Thank you so much, I understand.

I guess anything from his own show from KLAC or WRC-AM in DC… In the past, I’ve even offered money to those in LA, DC, NYC, for quick little jobs but had no luck, and the professional archivists charge too much who do this for a living going to the National Archives and making copies for others.

I know there’s people out there who recorded shows… One author on comedy told me there was a guy who sold Mort Sahl taped shows on eBay for years… Besides his own shows, he did SO many interviews. Most libraries digitize old reels/tapes for free now I believe, but I can’t muster anyone enthusiastic as me about certain topics.

How old is the oldest book in your library? Would you lend it, or can it only be read in the premises?

Chiming in to say thank you so much. I know this means a lot to @MortSahlFan.

I have always maintained that Librarians are rock stars. You are proving this. It’s not enough to just know stuff or how to search for stuff yourself. It’s being able to put all this in words than can help those with a great desire or need to find things. I had a textbook in Journalism School called, Where To Go For What that really opened my eyes to all the resources of information that are available. Taking a mini-class in this ought to be a high-school graduation requirement, IMO.

Oh heck yeah, that’s a really fun question! Let’s see. At my old public library that looks like it would have been “Notes of travel in California; comprising the prominent geographical, agricultural, geological, and mineralogical features of the country,” published 1849. It is in the Heritage Room, the local history and genealogy archives, so you would only be able to read it on-premises (though an exception might be made if you were doing academic research or something and could show need and credentials.)

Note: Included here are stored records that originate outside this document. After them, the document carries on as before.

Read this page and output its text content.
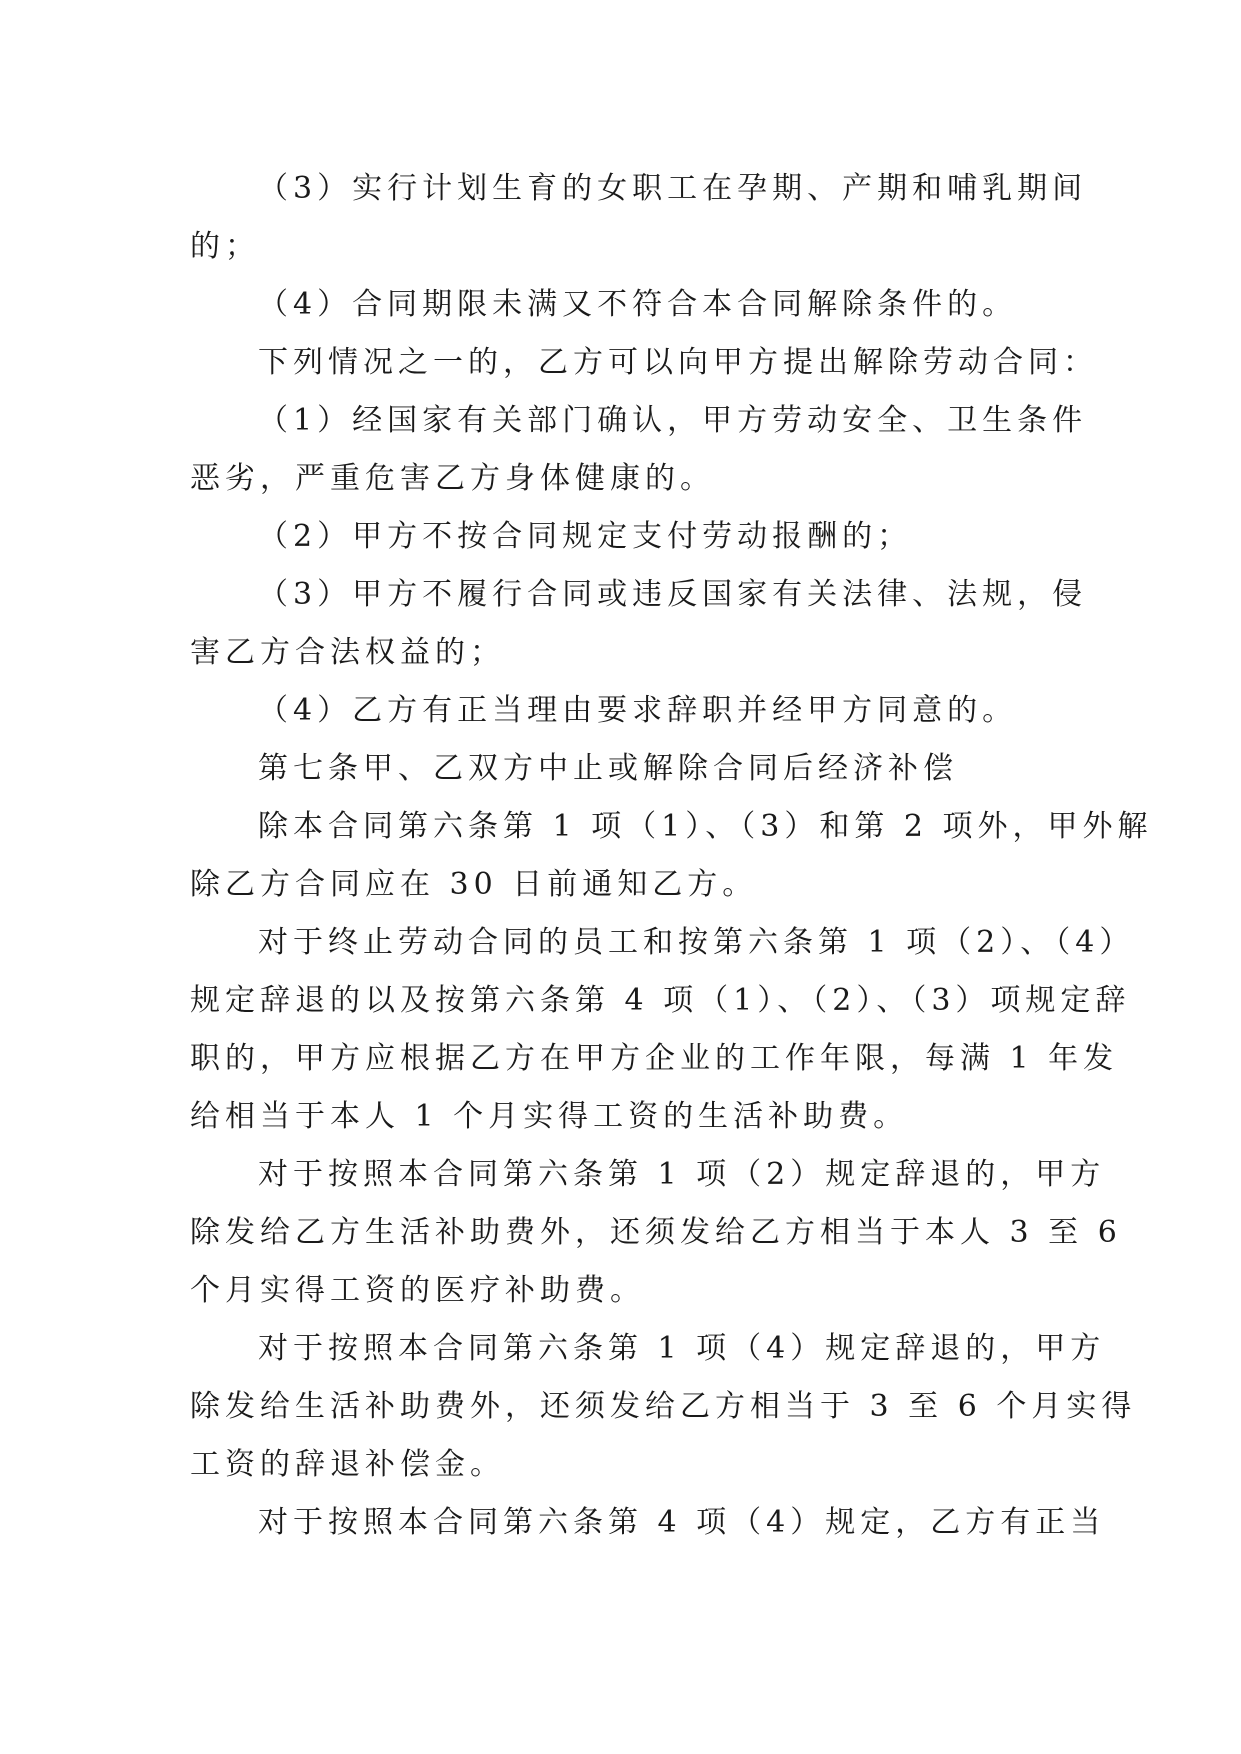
（3）实行计划生育的女职工在孕期、产期和哺乳期间
的；
（4）合同期限未满又不符合本合同解除条件的。
下列情况之一的，乙方可以向甲方提出解除劳动合同：
（1）经国家有关部门确认，甲方劳动安全、卫生条件
恶劣，严重危害乙方身体健康的。
（2）甲方不按合同规定支付劳动报酬的；
（3）甲方不履行合同或违反国家有关法律、法规，侵
害乙方合法权益的；
（4）乙方有正当理由要求辞职并经甲方同意的。
第七条甲、乙双方中止或解除合同后经济补偿
除本合同第六条第 1 项（1）、（3）和第 2 项外，甲外解
除乙方合同应在 30 日前通知乙方。
对于终止劳动合同的员工和按第六条第 1 项（2）、（4）
规定辞退的以及按第六条第 4 项（1）、（2）、（3）项规定辞
职的，甲方应根据乙方在甲方企业的工作年限，每满 1 年发
给相当于本人 1 个月实得工资的生活补助费。
对于按照本合同第六条第 1 项（2）规定辞退的，甲方
除发给乙方生活补助费外，还须发给乙方相当于本人 3 至 6
个月实得工资的医疗补助费。
对于按照本合同第六条第 1 项（4）规定辞退的，甲方
除发给生活补助费外，还须发给乙方相当于 3 至 6 个月实得
工资的辞退补偿金。
对于按照本合同第六条第 4 项（4）规定，乙方有正当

At my current library it looks like it might be a copy of “Camille” by Alexandre Dumas that was printed in 1856 - but there’s a lot in this library that is not properly catalogued or not catalogued at all, so I can’t be 100% on that. It actually looks like it’s just in the reg’lr collection, so in theory it could be checked out? I’m curious, I’ll have to try and find it on the shelf tomorrow.

Oh gosh! Well thank you for the kind words! I’m really doubtful that I’ll be much help in this particular area, though… I really didn’t focus my education on media librarianship and I don’t have much experience finding materials that aren’t text. If the actual archivists that Fan’s talked to haven’t been helpful, I don’t think I’m likely to find anything they didn’t.

Do you remember the author’s name? I’m trying to look for it online.

I don’t and my copy of that book is currently unreachable in a storage locker. The name that sticks in my head is Miller. It would have been published before 1985.